I'm imagining this to be like a note left on the video game Dark Souls by a fallen developer, to hopefully be picked up by someone in the future and avoid the same headache I had.
We were busily rebuilding the front-end of an e-commerce store with a tight deadline, to be on national television the next day.
It was important to us that it worked well, especially as the previous developers had left it in a pretty sorry state. An HTML5 video was being used for the homepage hero.
Pretty standard stuff.
Our client reported that the video wouldn't play on their device, specifically iOS.
I tested within BrowserStack, which I never relish, as it can be a very frustrating experience. The video rendered as expected though.
I tested within XCode's Device Simulator and it loaded fine too.

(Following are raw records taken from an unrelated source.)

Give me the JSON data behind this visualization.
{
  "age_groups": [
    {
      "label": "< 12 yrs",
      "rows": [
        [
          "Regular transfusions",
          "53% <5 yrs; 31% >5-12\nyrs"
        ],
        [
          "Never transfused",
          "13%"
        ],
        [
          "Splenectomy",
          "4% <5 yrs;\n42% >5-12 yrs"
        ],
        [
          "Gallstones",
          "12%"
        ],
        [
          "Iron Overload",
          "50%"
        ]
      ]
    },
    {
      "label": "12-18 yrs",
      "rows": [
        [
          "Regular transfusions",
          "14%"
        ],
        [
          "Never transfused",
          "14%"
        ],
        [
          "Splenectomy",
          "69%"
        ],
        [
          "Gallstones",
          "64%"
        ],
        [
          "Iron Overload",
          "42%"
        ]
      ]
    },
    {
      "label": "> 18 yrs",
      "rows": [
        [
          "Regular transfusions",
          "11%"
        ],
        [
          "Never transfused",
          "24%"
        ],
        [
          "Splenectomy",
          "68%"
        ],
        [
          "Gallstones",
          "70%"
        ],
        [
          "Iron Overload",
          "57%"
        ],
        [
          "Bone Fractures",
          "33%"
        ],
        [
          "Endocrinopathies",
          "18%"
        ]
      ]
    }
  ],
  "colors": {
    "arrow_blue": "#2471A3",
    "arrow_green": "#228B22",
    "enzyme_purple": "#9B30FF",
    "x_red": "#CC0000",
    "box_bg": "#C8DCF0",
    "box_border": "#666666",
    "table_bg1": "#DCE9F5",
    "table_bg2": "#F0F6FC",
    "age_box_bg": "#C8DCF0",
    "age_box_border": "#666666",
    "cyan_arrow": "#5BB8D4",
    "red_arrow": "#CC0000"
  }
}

Why wouldn't it fire up on their devices?
Were they using Chrome instead of Safari, could that be it?
Does that really make that much of a difference, isn't Chrome on iOS just Safari wearing a new coat of paint?
I tested both browsers and they loaded all the same.
Normally, at this point, I'd get hold of the problematic device and shove a USB cable up it's arse to see what's going on. But developing during a Pandemic has made that particularly tricky.
I checked the video properties to make sure it had all the relevant requirements, namely ensuring it was muted and set to play inline.
My business partner jokingly expressed concern.
"What have you done? It was working earlier!"
He checked on his iPhone, it was completely broken.
Eureka. It wasn't me, he must have upset the file somehow. We use HandBrake to compress videos down to an acceptable level. Perhaps he had used some brutal settings and now iOS didn't like the encoding.
Nope. Wasn't it.
This was driving me slowly crazy."It's not happening on my device, or on any of my tests". Doesn't usually go down very well either.
I use the LazySizes library extensively, and have noticed issues with it working sometimes on iOS. I'm quietly confident this is just something to do with my implementation rather than a bug in the library, but I've seen it happen all the same. Loads great on Androids and Desktop browsers, sometimes gets pissy on iOS.
I was using LazySizes to handle the lazy-loading of the videos. Normally I wouldn't do this on a hero video, because of course, you want this to load as a priority. I had implemented it here though as there were two different videos being used, one for smaller devices (portrait) and one for desktop (landscape).
LazySizes can handle this by only loading the visible video.
I removed the lazyloading ability on the videos.
This had to be it.
It wasn't. Same issue.
Works fine in all device simulators and remote devices, but try it out on the real thing and it just wouldn't load. Both the client and my partners device.
I'm wracking my brain at this point. I do what all the best developers do in their time of need, throw myself at the mercy of Google.
I came across suggestion after suggestion of what could be the cause. Mainly everything I'd mentioned above.
Then in one dark corner of the internet I found a comment:
"I've spent all day trying to figure this out. My client just leaves their phone in Low Power Mode all day out of choice. This was the problem for me."
"Have you got low battery?"
"Yeah. Like 2 percent."
"Can you plug it in? Are you using Low Power Mode?"
"Yeah. I always do. Just prefer it."
"Can you turn that off too? Okay. Can you see it now?"
"... Yeah. What did you change?"
It was good to finally get to the end result, but it took much longer to get there than I had hoped. This is why it can be so difficult to estimate time against development. There are so many variables that can affect an issue.
I understand why Apple would do this. I'm sure it saves a tonne of battery. I'm sure that Google must do something similar, although this is the first time I've ever experienced it, so it completely caught me off-guard.
So, let this be a word of warning. If your autoplay videos refuse to play on iOS, double check the 'Low Power Mode' for the sake of your mental health.